Arquivo 8

562 122 66
                                    


- Não! Não! – As palavras saíram entrecortadas pela respiração ofegante do rapaz que ainda fitava horrorizado aqueles escritos que pareciam querer saltar da carta em suas mãos, respingando seus resquícios de tinta azul da caneta esferográfica nas palmas trêmulas de suas mãos.

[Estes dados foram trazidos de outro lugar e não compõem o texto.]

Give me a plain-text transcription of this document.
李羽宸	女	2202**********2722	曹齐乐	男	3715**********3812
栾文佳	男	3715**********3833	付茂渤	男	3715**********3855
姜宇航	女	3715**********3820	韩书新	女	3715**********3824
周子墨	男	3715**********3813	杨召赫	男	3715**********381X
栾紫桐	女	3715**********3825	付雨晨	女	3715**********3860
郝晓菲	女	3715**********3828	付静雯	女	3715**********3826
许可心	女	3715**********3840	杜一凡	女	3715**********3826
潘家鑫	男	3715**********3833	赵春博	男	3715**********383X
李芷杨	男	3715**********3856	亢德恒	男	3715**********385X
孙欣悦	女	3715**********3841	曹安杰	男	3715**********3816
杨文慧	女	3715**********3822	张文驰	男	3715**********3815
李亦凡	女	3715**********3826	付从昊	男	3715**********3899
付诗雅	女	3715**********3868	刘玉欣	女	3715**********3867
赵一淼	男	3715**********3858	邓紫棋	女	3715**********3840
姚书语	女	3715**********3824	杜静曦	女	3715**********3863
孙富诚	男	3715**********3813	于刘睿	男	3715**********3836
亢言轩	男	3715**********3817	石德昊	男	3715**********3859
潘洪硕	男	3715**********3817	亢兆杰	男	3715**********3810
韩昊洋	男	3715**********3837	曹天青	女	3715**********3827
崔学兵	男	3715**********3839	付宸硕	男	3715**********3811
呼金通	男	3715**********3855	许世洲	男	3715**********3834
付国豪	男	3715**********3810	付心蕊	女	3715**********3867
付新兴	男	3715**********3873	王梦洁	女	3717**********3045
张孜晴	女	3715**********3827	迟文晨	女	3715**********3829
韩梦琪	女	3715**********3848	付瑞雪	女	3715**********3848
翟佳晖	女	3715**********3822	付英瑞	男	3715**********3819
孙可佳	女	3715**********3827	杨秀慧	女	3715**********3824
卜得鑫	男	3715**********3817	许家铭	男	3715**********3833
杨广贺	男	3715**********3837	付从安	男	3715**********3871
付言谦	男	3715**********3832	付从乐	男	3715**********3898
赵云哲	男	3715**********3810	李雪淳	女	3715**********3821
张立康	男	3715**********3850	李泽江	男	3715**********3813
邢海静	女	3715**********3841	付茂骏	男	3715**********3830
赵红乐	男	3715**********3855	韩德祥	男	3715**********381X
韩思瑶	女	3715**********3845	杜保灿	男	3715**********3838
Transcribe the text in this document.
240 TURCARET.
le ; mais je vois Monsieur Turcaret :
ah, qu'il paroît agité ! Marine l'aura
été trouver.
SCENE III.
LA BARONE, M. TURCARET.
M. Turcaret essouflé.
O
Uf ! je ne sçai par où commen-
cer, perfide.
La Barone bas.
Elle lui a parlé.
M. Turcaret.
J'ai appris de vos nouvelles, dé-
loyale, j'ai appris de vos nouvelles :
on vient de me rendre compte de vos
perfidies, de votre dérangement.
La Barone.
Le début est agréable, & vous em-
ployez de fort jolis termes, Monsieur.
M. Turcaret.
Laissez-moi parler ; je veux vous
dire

Algo fora do comum estava acontecendo. Todo seu corpo parecia pulsar.  Deixando a carta cair de suas mãos naquela mesma calçada, o jovem não esperou uma linha de raciocínio ser formada e, por impulso, saiu correndo o mais rápido que pôde. Alcançou a porta de madeira por onde tinha acabado de sair uns minutos atrás. O tapete verde de entrada exibia uma bela frase convidativa "seja bem-vindo", que soava como uma ironia da atual situação em que se encontrava. Seu dedo agora tocava insistentemente a campainha enquanto aguardava a senhora. Nenhum mínimo sinal de resposta.
Terra caía sobre o chão de entrada, fazendo o pobre tapete verde se engasgar com aquelas palavras que ele exibia, que agora não pareciam ser tão agradáveis. Quanto mais o tempo passava, mais aflito ficava F, que agora balançava a perna chocando o solado de seu sapato contra o piso, o que contribuía para o soterramento do "seja bem-vindo". O olho mágico da porta o encarava, como uma pequena lente de uma câmera. Parecia ser apenas mais um lembrete que o dizia que não importava para onde ele fosse, continuaria sendo observado... Um forte som abafado no interior da casa se fez presente e a audição aguçada do rapaz pareceu ouvir sons violentos em seguida se sobreporem... 
Pegando impulso, ele fez seu corpo ser lançado contra a porta, arrebentando-a. Pedaços de madeira pendiam caídos ao chão, enquanto a porta pendurada expunha a fechadura entortada. Seu braço doía com o impacto. Ainda desorientado, o rapaz se levantou sem se importar com a  dor e tontura que se assomavam e prosseguiu adentrando a casa até encontrar a senhora de costas na cozinha, com um facão de legumes na mão. Sem reação, o jovem permaneceu parado na entrada do cômodo até ver a figura à sua frente se virar para ele, sorrindo em seguida.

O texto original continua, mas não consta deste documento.